In recent testimony to Congress, Federal Trade Commission Chairman Jon Leibowitz said that "it's probably time to move on" from the effort, which food advertisers have criticized as draconian. Mr. Leibowitz made himself even more clear last week, saying in a letter in The Wall Street Journal that "the commission does not support legislation restricting food advertising to children."

According to Mr. Leibowitz, this is not a new position. "I have never called for -- or even "hinted' support for --congressional action on food advertising to children, nor have my bipartisan colleagues," he wrote. The government's effort, called Interagency Working Group, was always aimed at creating "voluntary guidelines." Though "voluntary" they would, among other things, allow only foods with low levels of sodium, fat and sugar to be marketed to children.

Industry leaders have blasted the proposal as "backdoor regulation." The fear is that the government would use its other levers of power to punish marketers that don't meet the voluntary standards.

Advertisers welcomed Mr. Leibowitz's statement that the commission "does not support legislation."

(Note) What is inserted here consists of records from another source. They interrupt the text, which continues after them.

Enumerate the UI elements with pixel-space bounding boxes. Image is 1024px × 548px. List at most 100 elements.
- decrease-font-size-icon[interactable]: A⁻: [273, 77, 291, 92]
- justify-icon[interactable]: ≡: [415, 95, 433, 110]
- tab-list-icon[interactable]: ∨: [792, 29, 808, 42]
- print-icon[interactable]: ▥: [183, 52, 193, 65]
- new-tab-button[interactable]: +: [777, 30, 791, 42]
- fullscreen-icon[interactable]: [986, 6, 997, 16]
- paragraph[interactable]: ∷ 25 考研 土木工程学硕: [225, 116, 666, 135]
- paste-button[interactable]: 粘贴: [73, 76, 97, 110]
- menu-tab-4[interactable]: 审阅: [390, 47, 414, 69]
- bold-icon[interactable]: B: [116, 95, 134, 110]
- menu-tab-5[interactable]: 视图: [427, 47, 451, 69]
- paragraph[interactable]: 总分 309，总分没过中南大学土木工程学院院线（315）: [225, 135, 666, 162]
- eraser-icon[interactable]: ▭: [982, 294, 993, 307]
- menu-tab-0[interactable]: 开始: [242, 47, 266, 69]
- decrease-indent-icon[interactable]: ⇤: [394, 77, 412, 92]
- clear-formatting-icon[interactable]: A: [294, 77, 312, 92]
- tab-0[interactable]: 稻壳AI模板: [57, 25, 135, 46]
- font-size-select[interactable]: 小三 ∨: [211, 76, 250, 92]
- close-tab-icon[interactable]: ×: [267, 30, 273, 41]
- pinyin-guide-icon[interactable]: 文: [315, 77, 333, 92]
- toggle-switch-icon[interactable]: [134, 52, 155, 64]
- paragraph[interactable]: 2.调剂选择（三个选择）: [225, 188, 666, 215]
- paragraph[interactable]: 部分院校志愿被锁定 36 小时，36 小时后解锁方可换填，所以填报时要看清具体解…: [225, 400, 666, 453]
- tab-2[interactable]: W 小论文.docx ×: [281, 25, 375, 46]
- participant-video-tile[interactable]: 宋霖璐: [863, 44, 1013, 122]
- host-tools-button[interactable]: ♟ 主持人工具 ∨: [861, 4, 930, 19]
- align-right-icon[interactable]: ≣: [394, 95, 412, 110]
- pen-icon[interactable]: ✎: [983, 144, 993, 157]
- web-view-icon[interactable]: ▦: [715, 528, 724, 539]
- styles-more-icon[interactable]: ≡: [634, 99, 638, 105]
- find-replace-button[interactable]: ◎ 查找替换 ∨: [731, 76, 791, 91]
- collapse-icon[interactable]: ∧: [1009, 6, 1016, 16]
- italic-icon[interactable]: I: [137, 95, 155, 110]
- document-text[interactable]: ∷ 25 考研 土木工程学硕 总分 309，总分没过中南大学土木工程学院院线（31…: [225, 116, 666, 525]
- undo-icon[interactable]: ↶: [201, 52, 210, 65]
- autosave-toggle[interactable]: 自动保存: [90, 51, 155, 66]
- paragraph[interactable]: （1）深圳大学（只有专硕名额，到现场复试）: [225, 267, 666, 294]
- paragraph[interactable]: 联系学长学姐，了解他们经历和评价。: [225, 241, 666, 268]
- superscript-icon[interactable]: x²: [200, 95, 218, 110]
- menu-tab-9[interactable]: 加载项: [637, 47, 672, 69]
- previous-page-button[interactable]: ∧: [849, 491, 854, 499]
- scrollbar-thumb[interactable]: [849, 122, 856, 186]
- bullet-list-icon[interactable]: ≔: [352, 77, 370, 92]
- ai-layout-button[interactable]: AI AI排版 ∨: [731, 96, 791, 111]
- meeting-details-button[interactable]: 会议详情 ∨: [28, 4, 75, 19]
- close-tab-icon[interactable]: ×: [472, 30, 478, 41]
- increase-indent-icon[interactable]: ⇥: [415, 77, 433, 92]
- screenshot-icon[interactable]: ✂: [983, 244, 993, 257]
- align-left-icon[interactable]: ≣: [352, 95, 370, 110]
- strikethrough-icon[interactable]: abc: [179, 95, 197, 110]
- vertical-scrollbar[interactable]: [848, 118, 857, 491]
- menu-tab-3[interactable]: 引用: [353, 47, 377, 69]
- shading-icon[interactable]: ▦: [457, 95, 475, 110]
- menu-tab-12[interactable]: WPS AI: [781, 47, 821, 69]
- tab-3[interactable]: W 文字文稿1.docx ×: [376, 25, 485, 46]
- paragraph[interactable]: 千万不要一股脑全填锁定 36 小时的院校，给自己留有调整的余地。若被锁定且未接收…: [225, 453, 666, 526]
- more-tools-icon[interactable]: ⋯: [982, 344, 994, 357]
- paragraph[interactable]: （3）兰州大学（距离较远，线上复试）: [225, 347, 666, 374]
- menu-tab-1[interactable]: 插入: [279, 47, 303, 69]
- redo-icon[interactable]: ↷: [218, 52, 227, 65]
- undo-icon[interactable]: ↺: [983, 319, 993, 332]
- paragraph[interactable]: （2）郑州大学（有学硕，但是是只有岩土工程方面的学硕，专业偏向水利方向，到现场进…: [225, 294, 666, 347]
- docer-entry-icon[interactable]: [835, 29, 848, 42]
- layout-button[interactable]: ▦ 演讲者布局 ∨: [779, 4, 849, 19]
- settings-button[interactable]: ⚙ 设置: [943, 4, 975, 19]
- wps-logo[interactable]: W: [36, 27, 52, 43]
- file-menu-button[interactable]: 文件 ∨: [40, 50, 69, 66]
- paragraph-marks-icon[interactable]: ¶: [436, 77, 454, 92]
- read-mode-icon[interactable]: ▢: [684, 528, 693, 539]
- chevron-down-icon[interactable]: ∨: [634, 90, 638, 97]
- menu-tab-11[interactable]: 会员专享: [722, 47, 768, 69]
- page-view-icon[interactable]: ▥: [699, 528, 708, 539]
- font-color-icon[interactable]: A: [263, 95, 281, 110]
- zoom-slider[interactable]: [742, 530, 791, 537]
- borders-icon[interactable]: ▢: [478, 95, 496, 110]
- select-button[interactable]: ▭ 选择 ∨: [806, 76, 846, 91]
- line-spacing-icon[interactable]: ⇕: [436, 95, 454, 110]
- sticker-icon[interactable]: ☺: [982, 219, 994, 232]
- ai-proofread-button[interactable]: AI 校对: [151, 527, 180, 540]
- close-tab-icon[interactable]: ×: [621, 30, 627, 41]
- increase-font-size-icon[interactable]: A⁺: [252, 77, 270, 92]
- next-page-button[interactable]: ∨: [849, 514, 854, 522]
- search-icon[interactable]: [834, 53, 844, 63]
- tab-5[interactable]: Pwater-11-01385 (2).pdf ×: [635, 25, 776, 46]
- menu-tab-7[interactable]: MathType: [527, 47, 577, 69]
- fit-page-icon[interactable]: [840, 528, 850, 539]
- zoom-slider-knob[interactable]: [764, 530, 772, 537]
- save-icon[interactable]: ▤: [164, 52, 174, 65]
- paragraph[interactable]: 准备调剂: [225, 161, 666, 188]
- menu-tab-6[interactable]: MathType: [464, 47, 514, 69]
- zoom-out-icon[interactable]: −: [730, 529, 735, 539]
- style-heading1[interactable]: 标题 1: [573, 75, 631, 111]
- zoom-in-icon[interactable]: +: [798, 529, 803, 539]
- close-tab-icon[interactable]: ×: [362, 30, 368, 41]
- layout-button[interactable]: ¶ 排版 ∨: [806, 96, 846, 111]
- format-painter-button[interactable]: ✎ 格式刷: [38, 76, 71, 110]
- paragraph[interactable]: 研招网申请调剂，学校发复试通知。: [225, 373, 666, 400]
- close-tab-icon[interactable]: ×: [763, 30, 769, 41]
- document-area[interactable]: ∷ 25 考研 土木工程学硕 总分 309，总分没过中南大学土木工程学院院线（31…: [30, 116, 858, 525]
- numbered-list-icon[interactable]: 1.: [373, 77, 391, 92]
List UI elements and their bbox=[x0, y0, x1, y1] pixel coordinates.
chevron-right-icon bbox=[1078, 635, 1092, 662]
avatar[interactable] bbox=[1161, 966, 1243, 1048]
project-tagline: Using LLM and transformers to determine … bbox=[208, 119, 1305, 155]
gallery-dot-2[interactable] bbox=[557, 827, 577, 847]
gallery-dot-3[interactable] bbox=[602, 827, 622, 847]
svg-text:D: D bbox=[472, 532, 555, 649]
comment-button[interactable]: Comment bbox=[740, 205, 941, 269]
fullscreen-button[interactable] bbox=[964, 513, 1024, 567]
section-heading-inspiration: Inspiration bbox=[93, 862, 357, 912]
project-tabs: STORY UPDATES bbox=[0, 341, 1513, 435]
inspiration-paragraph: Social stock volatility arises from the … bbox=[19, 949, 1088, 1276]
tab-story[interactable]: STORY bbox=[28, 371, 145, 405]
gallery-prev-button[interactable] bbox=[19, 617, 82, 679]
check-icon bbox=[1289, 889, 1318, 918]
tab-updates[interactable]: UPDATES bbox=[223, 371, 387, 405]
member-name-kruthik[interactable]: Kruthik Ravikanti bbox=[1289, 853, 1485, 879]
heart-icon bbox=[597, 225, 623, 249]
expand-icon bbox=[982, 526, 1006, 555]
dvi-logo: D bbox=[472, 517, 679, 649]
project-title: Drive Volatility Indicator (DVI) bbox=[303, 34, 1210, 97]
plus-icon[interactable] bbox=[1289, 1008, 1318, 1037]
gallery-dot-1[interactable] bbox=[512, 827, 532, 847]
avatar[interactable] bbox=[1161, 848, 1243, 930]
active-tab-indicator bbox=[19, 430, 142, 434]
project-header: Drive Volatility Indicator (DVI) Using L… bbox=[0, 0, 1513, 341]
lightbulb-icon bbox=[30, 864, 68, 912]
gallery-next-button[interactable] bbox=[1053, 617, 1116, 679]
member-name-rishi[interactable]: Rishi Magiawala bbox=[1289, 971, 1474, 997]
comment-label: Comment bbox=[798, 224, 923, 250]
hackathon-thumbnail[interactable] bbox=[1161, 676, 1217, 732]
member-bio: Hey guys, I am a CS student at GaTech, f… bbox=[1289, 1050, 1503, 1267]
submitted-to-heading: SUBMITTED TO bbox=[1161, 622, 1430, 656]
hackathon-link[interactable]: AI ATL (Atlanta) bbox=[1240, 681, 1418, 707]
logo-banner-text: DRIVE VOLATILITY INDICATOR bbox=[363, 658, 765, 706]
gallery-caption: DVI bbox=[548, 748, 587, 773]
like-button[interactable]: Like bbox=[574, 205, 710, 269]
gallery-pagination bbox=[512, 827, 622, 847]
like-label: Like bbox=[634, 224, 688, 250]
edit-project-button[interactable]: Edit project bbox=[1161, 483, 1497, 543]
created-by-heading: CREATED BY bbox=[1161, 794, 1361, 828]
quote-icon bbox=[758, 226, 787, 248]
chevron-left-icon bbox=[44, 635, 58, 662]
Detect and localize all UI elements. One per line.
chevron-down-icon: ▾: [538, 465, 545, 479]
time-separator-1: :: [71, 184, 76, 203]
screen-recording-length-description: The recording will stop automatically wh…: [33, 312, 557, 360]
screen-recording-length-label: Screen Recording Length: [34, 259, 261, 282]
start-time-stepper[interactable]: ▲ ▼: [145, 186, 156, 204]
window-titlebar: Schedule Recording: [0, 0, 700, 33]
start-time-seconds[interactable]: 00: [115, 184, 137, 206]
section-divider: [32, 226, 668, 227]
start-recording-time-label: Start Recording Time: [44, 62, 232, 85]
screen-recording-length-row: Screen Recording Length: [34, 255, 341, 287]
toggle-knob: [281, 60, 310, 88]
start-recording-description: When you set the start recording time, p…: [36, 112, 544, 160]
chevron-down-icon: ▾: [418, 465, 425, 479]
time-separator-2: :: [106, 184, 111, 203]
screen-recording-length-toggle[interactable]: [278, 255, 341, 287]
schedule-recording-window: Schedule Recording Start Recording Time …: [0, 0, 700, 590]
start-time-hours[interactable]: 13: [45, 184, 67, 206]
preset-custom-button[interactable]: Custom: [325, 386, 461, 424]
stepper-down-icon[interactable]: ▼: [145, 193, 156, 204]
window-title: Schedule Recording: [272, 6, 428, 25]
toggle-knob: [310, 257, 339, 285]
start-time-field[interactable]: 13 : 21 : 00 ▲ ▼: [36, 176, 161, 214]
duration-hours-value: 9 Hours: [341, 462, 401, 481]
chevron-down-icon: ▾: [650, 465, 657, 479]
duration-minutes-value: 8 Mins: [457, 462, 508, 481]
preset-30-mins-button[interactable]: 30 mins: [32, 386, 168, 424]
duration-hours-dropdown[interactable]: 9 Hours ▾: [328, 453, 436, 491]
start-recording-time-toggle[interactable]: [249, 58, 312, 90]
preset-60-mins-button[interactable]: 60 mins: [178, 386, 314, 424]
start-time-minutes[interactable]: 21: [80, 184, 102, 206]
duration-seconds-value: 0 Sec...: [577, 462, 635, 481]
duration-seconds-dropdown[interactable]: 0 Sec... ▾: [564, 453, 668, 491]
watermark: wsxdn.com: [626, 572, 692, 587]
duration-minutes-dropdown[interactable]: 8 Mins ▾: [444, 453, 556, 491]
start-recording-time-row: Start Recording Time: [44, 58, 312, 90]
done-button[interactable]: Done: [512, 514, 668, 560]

"Chairman Leibowitz had made some similar statements ... but we think this is the most definitive and public statement that we are aware that he has made," Dan Jaffe, exec VP-government relations for the Association of National Advertisers, told Ad Age in an email.

Susan Linn, director at the Center for a Commercial-Free Childhood, called the move troubling. "Unless we regulate food marketing to children, then we are never going to solve the obesity crisis," she said.

The Interagency Working Group includes the FTC, Food and Drug Administration, Agriculture Department and Centers for Disease Control and Prevention. The effort had been stunted by language in a bill passed by Congress requiring a cost-benefit analysis to determine how many food-industry and marketing-related jobs would be lost because of the guidelines.